The RCP's silver collection has been used for centuries in our ceremonies and for fine dining. Two of the finest pieces – the 17th century mace and 16th century silver caduceus – are still carried in presidential processions today.
Many key items from our silver and decorative art collection are on display in the Treasures Room in the RCP headquarters. Several are still used during ceremonies and dining occasions today.
Only a few pieces pre-date the Great Fire of London in 1666 because of a robbery the previous year. William Harvey's demonstration rod survived along with Baldwin Hamey's inkstand bell, which is rung every year at the RCP’s AGM. It is believed to be the earliest known piece of English hallmarked silver.

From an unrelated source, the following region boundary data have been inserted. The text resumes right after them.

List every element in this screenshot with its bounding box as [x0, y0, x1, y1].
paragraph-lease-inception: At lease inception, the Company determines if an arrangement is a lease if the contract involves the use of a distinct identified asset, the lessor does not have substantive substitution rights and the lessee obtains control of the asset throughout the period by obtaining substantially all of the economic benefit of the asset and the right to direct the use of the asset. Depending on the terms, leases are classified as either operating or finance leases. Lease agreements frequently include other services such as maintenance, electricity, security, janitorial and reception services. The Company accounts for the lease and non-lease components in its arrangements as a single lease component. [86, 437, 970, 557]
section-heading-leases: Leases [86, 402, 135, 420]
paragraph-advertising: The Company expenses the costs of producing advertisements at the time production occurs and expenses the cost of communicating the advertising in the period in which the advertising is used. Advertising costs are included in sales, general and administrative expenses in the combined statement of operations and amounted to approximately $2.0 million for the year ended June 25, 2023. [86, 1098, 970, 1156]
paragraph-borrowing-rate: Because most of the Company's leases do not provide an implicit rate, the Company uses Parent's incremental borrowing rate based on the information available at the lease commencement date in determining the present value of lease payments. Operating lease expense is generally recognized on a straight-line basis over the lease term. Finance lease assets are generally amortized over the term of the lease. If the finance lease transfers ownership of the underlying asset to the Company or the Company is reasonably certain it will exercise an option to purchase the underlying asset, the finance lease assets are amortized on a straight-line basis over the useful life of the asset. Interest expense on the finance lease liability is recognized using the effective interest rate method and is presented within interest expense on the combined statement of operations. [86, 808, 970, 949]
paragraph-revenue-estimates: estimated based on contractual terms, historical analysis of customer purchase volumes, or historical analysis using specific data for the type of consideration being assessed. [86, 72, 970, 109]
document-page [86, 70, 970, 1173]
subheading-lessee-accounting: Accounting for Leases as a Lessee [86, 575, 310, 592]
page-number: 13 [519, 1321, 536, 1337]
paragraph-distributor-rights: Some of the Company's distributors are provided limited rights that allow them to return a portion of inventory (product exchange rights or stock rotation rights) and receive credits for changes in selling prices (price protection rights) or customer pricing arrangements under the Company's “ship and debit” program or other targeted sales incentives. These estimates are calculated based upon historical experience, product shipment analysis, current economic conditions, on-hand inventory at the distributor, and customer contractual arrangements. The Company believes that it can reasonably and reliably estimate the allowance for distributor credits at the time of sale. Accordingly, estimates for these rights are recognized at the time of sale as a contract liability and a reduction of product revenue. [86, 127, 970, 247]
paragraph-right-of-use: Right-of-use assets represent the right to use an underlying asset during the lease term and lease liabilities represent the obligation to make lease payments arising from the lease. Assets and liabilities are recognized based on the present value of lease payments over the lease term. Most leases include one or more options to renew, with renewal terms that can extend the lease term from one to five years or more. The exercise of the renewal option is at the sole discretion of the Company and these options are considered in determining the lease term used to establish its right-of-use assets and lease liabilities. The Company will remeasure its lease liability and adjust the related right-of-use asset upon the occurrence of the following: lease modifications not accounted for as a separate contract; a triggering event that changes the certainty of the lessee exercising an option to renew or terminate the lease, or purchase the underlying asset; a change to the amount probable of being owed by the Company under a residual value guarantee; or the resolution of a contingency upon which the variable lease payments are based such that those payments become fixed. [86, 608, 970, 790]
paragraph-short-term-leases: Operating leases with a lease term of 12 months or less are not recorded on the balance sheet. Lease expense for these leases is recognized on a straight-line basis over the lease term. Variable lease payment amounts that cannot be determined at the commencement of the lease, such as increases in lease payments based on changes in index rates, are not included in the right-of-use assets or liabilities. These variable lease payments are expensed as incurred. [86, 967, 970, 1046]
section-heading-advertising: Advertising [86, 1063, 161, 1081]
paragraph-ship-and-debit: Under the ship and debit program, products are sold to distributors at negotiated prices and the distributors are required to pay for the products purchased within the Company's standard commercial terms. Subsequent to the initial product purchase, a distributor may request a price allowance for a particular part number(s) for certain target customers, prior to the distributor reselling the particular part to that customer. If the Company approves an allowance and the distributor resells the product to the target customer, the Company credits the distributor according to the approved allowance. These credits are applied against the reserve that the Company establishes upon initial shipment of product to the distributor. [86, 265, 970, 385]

Silver-gilt mace and gold-headed cane
Other significant objects include the silver-gilt mace made by the goldsmith, Anthony Nelme in 1683. It shares the design of the House of Commons mace and is carried today during presidential processions along with the caduceus – the president's symbol of office. The caduceus is a silver rod topped by four carved snakes and inset with the RCP coat of arms. The use of silver indicates that the president should rule with moderation and courtesy, not a rod of iron, while the serpents symbolise prudence.
Finally, the gold-headed cane is a treasured RCP possession. Canes were commonly used by doctors in the 18th century and became a symbol of the profession. The gold-headed cane was handed down over a century to five eminent physicians before being presented to the RCP in 1824.